Walgreens also announced big investments in primary care with its VillageMD clinics in Texas. With 2,500 square feet allocated for the exam space, it’s clear the retailer is shifting more of its footprint from breakfast bars and cough drops to hands-on care delivery.
In recent weeks, we’ve also noticed how CVS and Walgreens have upgraded their respective home-delivery services for prescription medications. Consumers in a growing number of markets can request same-day delivery of their medications for $8, and in some locations, Medicaid beneficiaries get their meds delivered for free.
No doubt these moves are strategic plays to compete with the likes of Apple and Amazon’s Alexa, as everyone tries to get in on healthcare’s opportunity era. Ubiquitous brands are going head-to-head with other ubiquitous brands. Pull up a chair!
The market has the final say
But the bigger question for retailers is whether consumers are ready to view the neighborhood drugstore as a go-to health provider. At the moment, it’s hard to say what’s going to happen.

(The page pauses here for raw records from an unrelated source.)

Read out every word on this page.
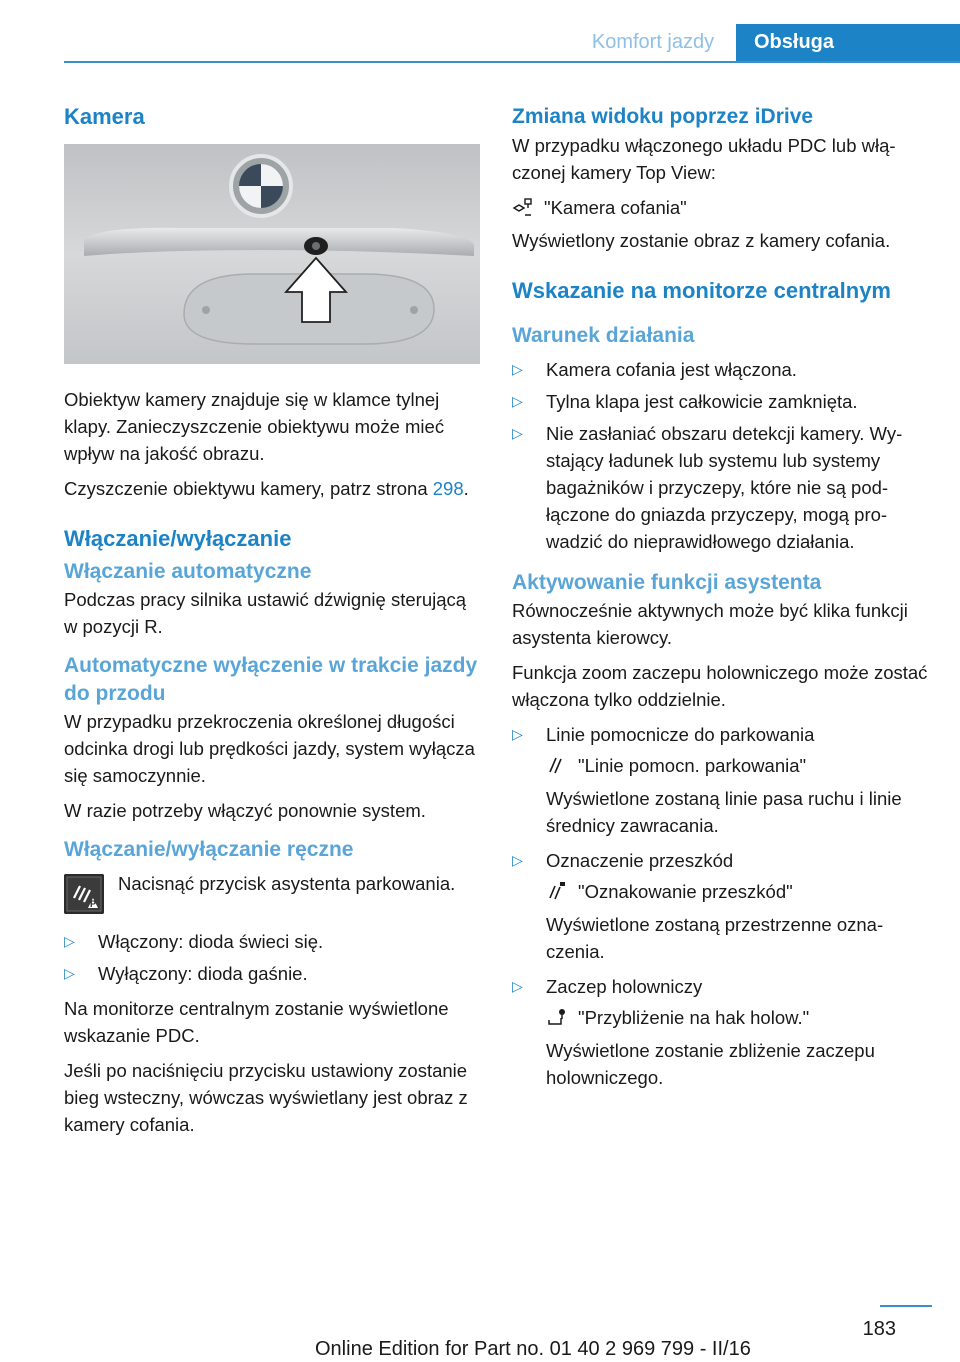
Komfort jazdy	Obsługa
Kamera

Obiektyw kamery znajduje się w klamce tylnej klapy. Zanieczyszczenie obiektywu może mieć wpływ na jakość obrazu.

Czyszczenie obiektywu kamery, patrz strona 298.

Włączanie/wyłączanie
Włączanie automatyczne

Podczas pracy silnika ustawić dźwignię sterującą w pozycji R.

Automatyczne wyłączenie w trakcie jazdy do przodu

W przypadku przekroczenia określonej długości odcinka drogi lub prędkości jazdy, system wyłącza się samoczynnie.

W razie potrzeby włączyć ponownie system.

Włączanie/wyłączanie ręczne
P

Nacisnąć przycisk asystenta parkowania.

▷ Włączony: dioda świeci się.
▷ Wyłączony: dioda gaśnie.

Na monitorze centralnym zostanie wyświetlone wskazanie PDC.

Jeśli po naciśnięciu przycisku ustawiony zostanie bieg wsteczny, wówczas wyświetlany jest obraz z kamery cofania.

Zmiana widoku poprzez iDrive

W przypadku włączonego układu PDC lub włączonej kamery Top View:

"Kamera cofania"

Wyświetlony zostanie obraz z kamery cofania.

Wskazanie na monitorze centralnym
Warunek działania
▷ Kamera cofania jest włączona.
▷ Tylna klapa jest całkowicie zamknięta.
▷ Nie zasłaniać obszaru detekcji kamery. Wystający ładunek lub systemu lub systemy bagażników i przyczepy, które nie są podłączone do gniazda przyczepy, mogą prowadzić do nieprawidłowego działania.
Aktywowanie funkcji asystenta

Równocześnie aktywnych może być klika funkcji asystenta kierowcy.

Funkcja zoom zaczepu holowniczego może zostać włączona tylko oddzielnie.

▷ Linie pomocnicze do parkowania
"Linie pomocn. parkowania"
Wyświetlone zostaną linie pasa ruchu i linie średnicy zawracania.
▷ Oznaczenie przeszkód
"Oznakowanie przeszkód"
Wyświetlone zostaną przestrzenne oznaczenia.
▷ Zaczep holowniczy
"Przybliżenie na hak holow."
Wyświetlone zostanie zbliżenie zaczepu holowniczego.
183
Online Edition for Part no. 01 40 2 969 799 - II/16
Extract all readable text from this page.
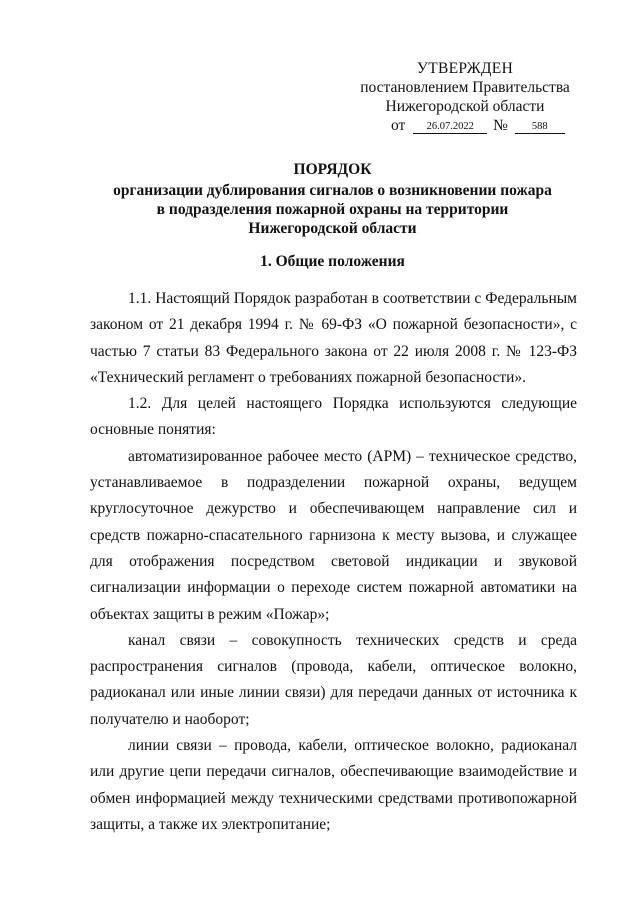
УТВЕРЖДЕН
постановлением Правительства
Нижегородской области
от 26.07.2022 № 588
ПОРЯДОК
организации дублирования сигналов о возникновении пожара
в подразделения пожарной охраны на территории
Нижегородской области
1. Общие положения

1.1. Настоящий Порядок разработан в соответствии с Федеральным законом от 21 декабря 1994 г. № 69-ФЗ «О пожарной безопасности», с частью 7 статьи 83 Федерального закона от 22 июля 2008 г. № 123-ФЗ «Технический регламент о требованиях пожарной безопасности».

1.2. Для целей настоящего Порядка используются следующие основные понятия:

автоматизированное рабочее место (АРМ) – техническое средство, устанавливаемое в подразделении пожарной охраны, ведущем круглосуточное дежурство и обеспечивающем направление сил и средств пожарно-спасательного гарнизона к месту вызова, и служащее для отображения посредством световой индикации и звуковой сигнализации информации о переходе систем пожарной автоматики на объектах защиты в режим «Пожар»;

канал связи – совокупность технических средств и среда распространения сигналов (провода, кабели, оптическое волокно, радиоканал или иные линии связи) для передачи данных от источника к получателю и наоборот;

линии связи – провода, кабели, оптическое волокно, радиоканал или другие цепи передачи сигналов, обеспечивающие взаимодействие и обмен информацией между техническими средствами противопожарной защиты, а также их электропитание;
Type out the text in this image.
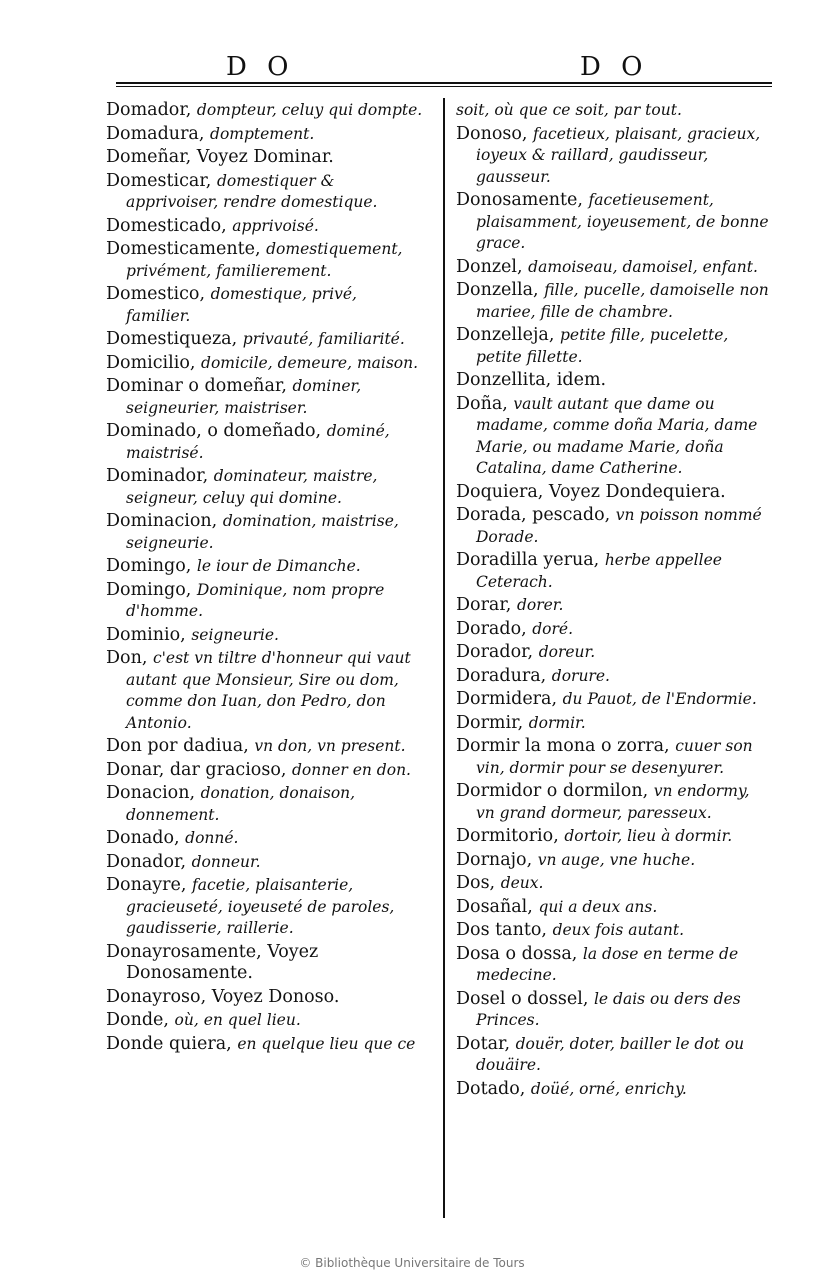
D O	D O
Domador, dompteur, celuy qui dompte.
Domadura, domptement.
Domeñar, Voyez Dominar.
Domesticar, domestiquer & apprivoiser, rendre domestique.
Domesticado, apprivoisé.
Domesticamente, domestiquement, privément, familierement.
Domestico, domestique, privé, familier.
Domestiqueza, privauté, familiarité.
Domicilio, domicile, demeure, maison.
Dominar o domeñar, dominer, seigneurier, maistriser.
Dominado, o domeñado, dominé, maistrisé.
Dominador, dominateur, maistre, seigneur, celuy qui domine.
Dominacion, domination, maistrise, seigneurie.
Domingo, le iour de Dimanche.
Domingo, Dominique, nom propre d'homme.
Dominio, seigneurie.
Don, c'est vn tiltre d'honneur qui vaut autant que Monsieur, Sire ou dom, comme don Iuan, don Pedro, don Antonio.
Don por dadiua, vn don, vn present.
Donar, dar gracioso, donner en don.
Donacion, donation, donaison, donnement.
Donado, donné.
Donador, donneur.
Donayre, facetie, plaisanterie, gracieuseté, ioyeuseté de paroles, gaudisserie, raillerie.
Donayrosamente, Voyez Donosamente.
Donayroso, Voyez Donoso.
Donde, où, en quel lieu.
Donde quiera, en quelque lieu que ce
soit, où que ce soit, par tout.
Donoso, facetieux, plaisant, gracieux, ioyeux & raillard, gaudisseur, gausseur.
Donosamente, facetieusement, plaisamment, ioyeusement, de bonne grace.
Donzel, damoiseau, damoisel, enfant.
Donzella, fille, pucelle, damoiselle non mariee, fille de chambre.
Donzelleja, petite fille, pucelette, petite fillette.
Donzellita, idem.
Doña, vault autant que dame ou madame, comme doña Maria, dame Marie, ou madame Marie, doña Catalina, dame Catherine.
Doquiera, Voyez Dondequiera.
Dorada, pescado, vn poisson nommé Dorade.
Doradilla yerua, herbe appellee Ceterach.
Dorar, dorer.
Dorado, doré.
Dorador, doreur.
Doradura, dorure.
Dormidera, du Pauot, de l'Endormie.
Dormir, dormir.
Dormir la mona o zorra, cuuer son vin, dormir pour se desenyurer.
Dormidor o dormilon, vn endormy, vn grand dormeur, paresseux.
Dormitorio, dortoir, lieu à dormir.
Dornajo, vn auge, vne huche.
Dos, deux.
Dosañal, qui a deux ans.
Dos tanto, deux fois autant.
Dosa o dossa, la dose en terme de medecine.
Dosel o dossel, le dais ou ders des Princes.
Dotar, douër, doter, bailler le dot ou douäire.
Dotado, doüé, orné, enrichy.
© Bibliothèque Universitaire de Tours
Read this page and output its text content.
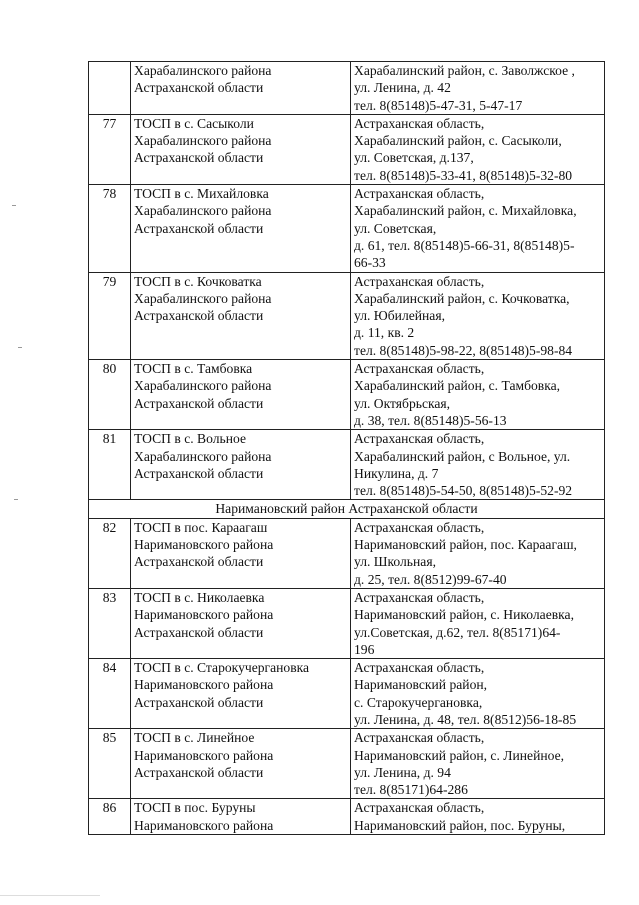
	Харабалинского района
Астраханской области	Харабалинский район, с. Заволжское ,
ул. Ленина, д. 42
тел. 8(85148)5-47-31, 5-47-17

77	ТОСП в с. Сасыколи
Харабалинского района
Астраханской области	Астраханская область,
Харабалинский район, с. Сасыколи,
ул. Советская, д.137,
тел. 8(85148)5-33-41, 8(85148)5-32-80

78	ТОСП в с. Михайловка
Харабалинского района
Астраханской области	Астраханская область,
Харабалинский район, с. Михайловка,
ул. Советская,
д. 61, тел. 8(85148)5-66-31, 8(85148)5-
66-33

79	ТОСП в с. Кочковатка
Харабалинского района
Астраханской области	Астраханская область,
Харабалинский район, с. Кочковатка,
ул. Юбилейная,
д. 11, кв. 2
тел. 8(85148)5-98-22, 8(85148)5-98-84

80	ТОСП в с. Тамбовка
Харабалинского района
Астраханской области	Астраханская область,
Харабалинский район, с. Тамбовка,
ул. Октябрьская,
д. 38, тел. 8(85148)5-56-13

81	ТОСП в с. Вольное
Харабалинского района
Астраханской области	Астраханская область,
Харабалинский район, с Вольное, ул.
Никулина, д. 7
тел. 8(85148)5-54-50, 8(85148)5-52-92

Наримановский район Астраханской области		
82	ТОСП в пос. Караагаш
Наримановского района
Астраханской области	Астраханская область,
Наримановский район, пос. Караагаш,
ул. Школьная,
д. 25, тел. 8(8512)99-67-40

83	ТОСП в с. Николаевка
Наримановского района
Астраханской области	Астраханская область,
Наримановский район, с. Николаевка,
ул.Советская, д.62, тел. 8(85171)64-
196

84	ТОСП в с. Старокучергановка
Наримановского района
Астраханской области	Астраханская область,
Наримановский район,
с. Старокучергановка,
ул. Ленина, д. 48, тел. 8(8512)56-18-85

85	ТОСП в с. Линейное
Наримановского района
Астраханской области	Астраханская область,
Наримановский район, с. Линейное,
ул. Ленина, д. 94
тел. 8(85171)64-286

86	ТОСП в пос. Буруны
Наримановского района	Астраханская область,
Наримановский район, пос. Буруны,
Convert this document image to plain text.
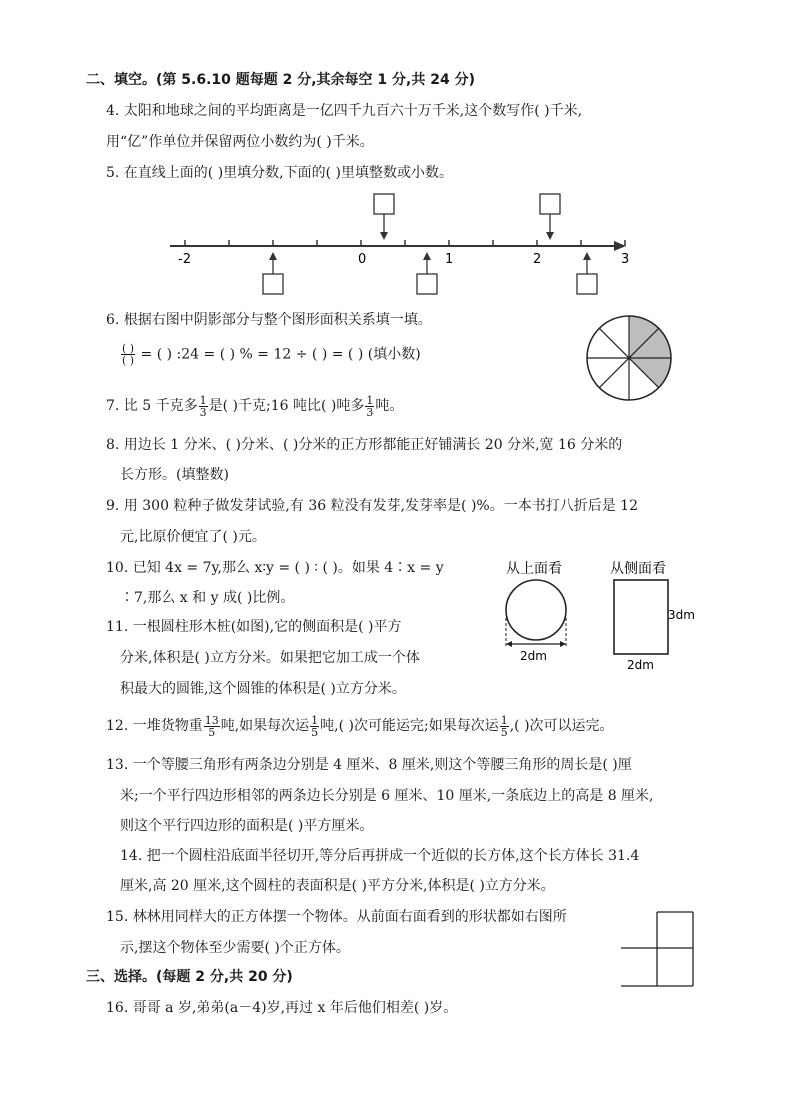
二、填空。(第 5.6.10 题每题 2 分,其余每空 1 分,共 24 分)
4. 太阳和地球之间的平均距离是一亿四千九百六十万千米,这个数写作( )千米,
用“亿”作单位并保留两位小数约为( )千米。
5. 在直线上面的( )里填分数,下面的( )里填整数或小数。
-2	0	1	2	3
6. 根据右图中阴影部分与整个图形面积关系填一填。
$\frac{( )}{( )}$ = ( ) :24 = ( ) % = 12 ÷ ( ) = ( ) (填小数)
7. 比 5 千克多 $\frac{1}{3}$ 是( )千克;16 吨比( )吨多 $\frac{1}{3}$ 吨。
8. 用边长 1 分米、( )分米、( )分米的正方形都能正好铺满长 20 分米,宽 16 分米的
长方形。(填整数)
9. 用 300 粒种子做发芽试验,有 36 粒没有发芽,发芽率是( )%。一本书打八折后是 12
元,比原价便宜了( )元。
10. 已知 4x = 7y,那么 x∶y = ( ) ∶ ( )。如果 4∶x = y
∶7,那么 x 和 y 成( )比例。
11. 一根圆柱形木桩(如图),它的侧面积是( )平方
分米,体积是( )立方分米。如果把它加工成一个体
积最大的圆锥,这个圆锥的体积是( )立方分米。
从上面看	从侧面看
2dm
3dm
2dm
12. 一堆货物重 $\frac{13}{5}$ 吨,如果每次运 $\frac{1}{5}$ 吨,( )次可能运完;如果每次运 $\frac{1}{5}$ ,( )次可以运完。
13. 一个等腰三角形有两条边分别是 4 厘米、8 厘米,则这个等腰三角形的周长是( )厘
米;一个平行四边形相邻的两条边长分别是 6 厘米、10 厘米,一条底边上的高是 8 厘米,
则这个平行四边形的面积是( )平方厘米。
14. 把一个圆柱沿底面半径切开,等分后再拼成一个近似的长方体,这个长方体长 31.4
厘米,高 20 厘米,这个圆柱的表面积是( )平方分米,体积是( )立方分米。
15. 林林用同样大的正方体摆一个物体。从前面右面看到的形状都如右图所
示,摆这个物体至少需要( )个正方体。
三、选择。(每题 2 分,共 20 分)
16. 哥哥 a 岁,弟弟(a－4)岁,再过 x 年后他们相差( )岁。
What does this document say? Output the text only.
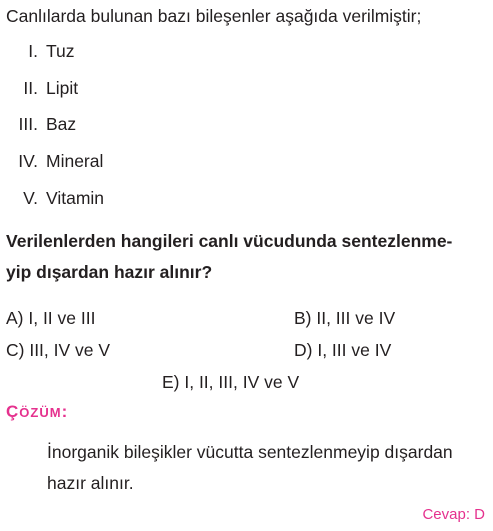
Canlılarda bulunan bazı bileşenler aşağıda verilmiştir;
I. Tuz
II. Lipit
III. Baz
IV. Mineral
V. Vitamin
Verilenlerden hangileri canlı vücudunda sentezlenme-
yip dışardan hazır alınır?
A) I, II ve III	B) II, III ve IV
C) III, IV ve V	D) I, III ve IV
E) I, II, III, IV ve V
ÇÖZÜM:
İnorganik bileşikler vücutta sentezlenmeyip dışardan
hazır alınır.
Cevap: D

Retailers who offer greater convenience will have an advantage but remember, costs for the consumer will vary based on insurance coverage. Some of the one-stop-shopping aspects will be attractive, but retailers certainly can’t be all things to everyone. Finally, integration and data-sharing might be the biggest drawback as CVS, Walgreens, and friends try to mesh with the existing healthcare ecosystem.
We’re keeping an eye on the brick-and-mortar retailers as an interesting test case. Certainly, the uptake on the new offerings will vary but, either way, we’ll have some market insight based on the relative response.
What we can say is that retailers are hoping to get out in front of the consumer revolution in health. Care once exclusively in the hands of hospitals and physician practices is now moving to Main Street. With 9,800 locations under the CVS banner and 9,500 under Walgreens, they seem to have the scale and the existing customer base to rejigger the consumer experience.
Our Take: In a Smart Health Market, the consumer calls the shots, and the market responds. Retailers are one to watch.